I battle with all of these mindsets...even my own. When you are a care-too-much person you tend to carry A LOT of burdens. Sometimes, you even carry burdens for people you hardly know. To be honest, I could probably name on one hand situations when I have carried/sympathized with people I don't know well, but for the most part my heart goes out to those I have a relationship with.

A care-too-much person can often become incapacitated, depressed, deeply saddened and even begin to feel the stress and anxiety of the person who is ACTUALLY going through these things. I tend to do this. Since being overseas I have noticed it much more than I did while living in the states. I don't know if it's because those that I love are far away and so I feel burdened by the lack of ability to "help them". Just real quick, don't you think it's interesting that we think we can truly "help" everyone. We think, "If I am just THERE with them, I will help and their problems will be less or relieved".
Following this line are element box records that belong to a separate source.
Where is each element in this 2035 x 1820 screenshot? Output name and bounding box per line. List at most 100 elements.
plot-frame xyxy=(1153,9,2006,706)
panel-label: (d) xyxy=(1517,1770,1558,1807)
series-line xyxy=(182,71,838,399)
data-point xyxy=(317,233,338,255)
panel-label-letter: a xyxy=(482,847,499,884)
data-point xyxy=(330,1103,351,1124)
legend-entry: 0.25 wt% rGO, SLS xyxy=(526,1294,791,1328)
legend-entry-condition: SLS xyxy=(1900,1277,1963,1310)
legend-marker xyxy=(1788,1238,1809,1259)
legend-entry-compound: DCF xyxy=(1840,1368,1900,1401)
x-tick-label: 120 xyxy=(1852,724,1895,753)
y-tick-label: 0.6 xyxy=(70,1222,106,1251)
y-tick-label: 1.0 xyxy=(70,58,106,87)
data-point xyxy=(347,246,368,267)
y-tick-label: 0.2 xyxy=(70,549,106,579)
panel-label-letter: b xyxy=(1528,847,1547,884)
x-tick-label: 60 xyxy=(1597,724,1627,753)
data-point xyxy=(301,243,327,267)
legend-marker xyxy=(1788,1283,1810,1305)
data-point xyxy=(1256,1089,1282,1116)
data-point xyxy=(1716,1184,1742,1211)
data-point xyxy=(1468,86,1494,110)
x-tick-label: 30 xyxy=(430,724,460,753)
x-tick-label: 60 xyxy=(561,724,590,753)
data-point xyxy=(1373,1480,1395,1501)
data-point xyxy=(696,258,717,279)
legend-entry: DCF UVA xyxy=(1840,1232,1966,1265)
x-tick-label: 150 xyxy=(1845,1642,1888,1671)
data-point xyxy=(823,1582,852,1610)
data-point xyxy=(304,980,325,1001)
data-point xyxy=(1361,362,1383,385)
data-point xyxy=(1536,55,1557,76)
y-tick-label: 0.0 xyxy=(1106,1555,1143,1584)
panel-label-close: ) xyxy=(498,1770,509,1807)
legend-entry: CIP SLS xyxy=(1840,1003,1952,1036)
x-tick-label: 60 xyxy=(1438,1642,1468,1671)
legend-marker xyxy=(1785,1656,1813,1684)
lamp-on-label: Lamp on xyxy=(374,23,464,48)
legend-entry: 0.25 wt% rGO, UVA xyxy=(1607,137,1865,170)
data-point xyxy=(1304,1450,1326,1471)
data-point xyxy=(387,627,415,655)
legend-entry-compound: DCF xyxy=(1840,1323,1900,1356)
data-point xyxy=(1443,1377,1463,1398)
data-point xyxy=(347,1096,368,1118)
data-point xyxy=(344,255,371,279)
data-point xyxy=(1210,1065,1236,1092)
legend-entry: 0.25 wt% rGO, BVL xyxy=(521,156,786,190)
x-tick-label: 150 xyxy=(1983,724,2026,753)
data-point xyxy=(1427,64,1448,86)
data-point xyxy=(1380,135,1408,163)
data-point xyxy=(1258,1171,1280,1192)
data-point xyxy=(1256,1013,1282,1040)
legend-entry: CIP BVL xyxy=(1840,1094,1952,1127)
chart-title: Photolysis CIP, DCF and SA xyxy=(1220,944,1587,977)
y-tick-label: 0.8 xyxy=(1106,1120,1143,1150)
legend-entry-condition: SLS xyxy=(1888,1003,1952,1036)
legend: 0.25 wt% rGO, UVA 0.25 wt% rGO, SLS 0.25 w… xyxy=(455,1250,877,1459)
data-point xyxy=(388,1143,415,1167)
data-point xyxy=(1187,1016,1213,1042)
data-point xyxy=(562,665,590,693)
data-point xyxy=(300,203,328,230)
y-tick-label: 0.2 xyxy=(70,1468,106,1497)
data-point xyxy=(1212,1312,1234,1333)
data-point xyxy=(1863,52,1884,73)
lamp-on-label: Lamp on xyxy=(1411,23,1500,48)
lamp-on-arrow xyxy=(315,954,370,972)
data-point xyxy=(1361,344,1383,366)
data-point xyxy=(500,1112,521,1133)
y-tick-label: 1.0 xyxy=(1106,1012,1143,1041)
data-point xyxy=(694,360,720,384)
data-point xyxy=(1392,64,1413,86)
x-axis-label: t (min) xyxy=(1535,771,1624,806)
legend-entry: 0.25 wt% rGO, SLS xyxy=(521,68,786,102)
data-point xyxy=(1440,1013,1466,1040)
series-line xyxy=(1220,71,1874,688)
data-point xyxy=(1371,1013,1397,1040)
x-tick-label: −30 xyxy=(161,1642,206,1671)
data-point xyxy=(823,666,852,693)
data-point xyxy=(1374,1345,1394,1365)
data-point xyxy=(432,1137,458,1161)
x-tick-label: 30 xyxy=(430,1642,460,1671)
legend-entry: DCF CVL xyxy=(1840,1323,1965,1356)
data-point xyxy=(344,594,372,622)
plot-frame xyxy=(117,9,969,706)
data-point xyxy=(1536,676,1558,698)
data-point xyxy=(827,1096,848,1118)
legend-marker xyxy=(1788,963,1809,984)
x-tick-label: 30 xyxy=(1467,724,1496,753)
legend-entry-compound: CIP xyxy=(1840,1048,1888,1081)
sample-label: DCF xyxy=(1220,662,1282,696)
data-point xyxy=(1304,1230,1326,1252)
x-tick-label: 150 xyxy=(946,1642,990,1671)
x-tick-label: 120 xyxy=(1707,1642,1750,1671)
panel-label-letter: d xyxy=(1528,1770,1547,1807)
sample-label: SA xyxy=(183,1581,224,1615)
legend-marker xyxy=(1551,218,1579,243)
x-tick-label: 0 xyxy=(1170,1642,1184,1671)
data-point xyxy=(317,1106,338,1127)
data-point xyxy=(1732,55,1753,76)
After being here about five months or so one of my friends in the states started really struggling with some things and a friend here began to struggle with something. I believe I was also going through transition, finding my place here in this community, and adjusting to a new way of life. These burdens were soooo heavy that I became moody, unsociable, irritable, and even had many sleepless nights. My mind was constantly focused on my friends and my issues.

Then one day, I stopped and realized, we were never told to carry the burdens of the world on our shoulders! Why was I trying to do it? Did I not have faith in the one who has already put them on his shoulder? I prayed and asked God to change my care-too-much personality to a give-it-to-God personality with a pray-first attitude.

This past week I heard from a dear friend of mine who lives back in the States. She and her family are struggling with some tough things. When she told me about this I remember closing my computer and walking to school. My heart began to feel heavy with burden for her and I felt my worry rising inside of me, when all the sudden I began to pray. It was like God had reminded me that he didn't want ME to carry THEIR burden.

The rest of that week any time I thought of them, which was all the time, I would say a prayer for them. HE is in control. HE knows their hearts and their minds. HE is ABLE to carry those burdens. And HE is able to hold my friends, to comfort them, to wipe away their tears, to direct them back to him, to love them, and HE will pick them up when they are weary.

Yes, I still struggle to let God take these burdens from me. I am thankful, however, to see that He is teaching me and growing me in this area.

I pray that you will not be care-too-much people but instead be a give-it-to-God people. I love my friends and the best thing I can do for them...for you...no matter where I live...is lift you up to my Father who is completely capable of holding the burdens of all mankind.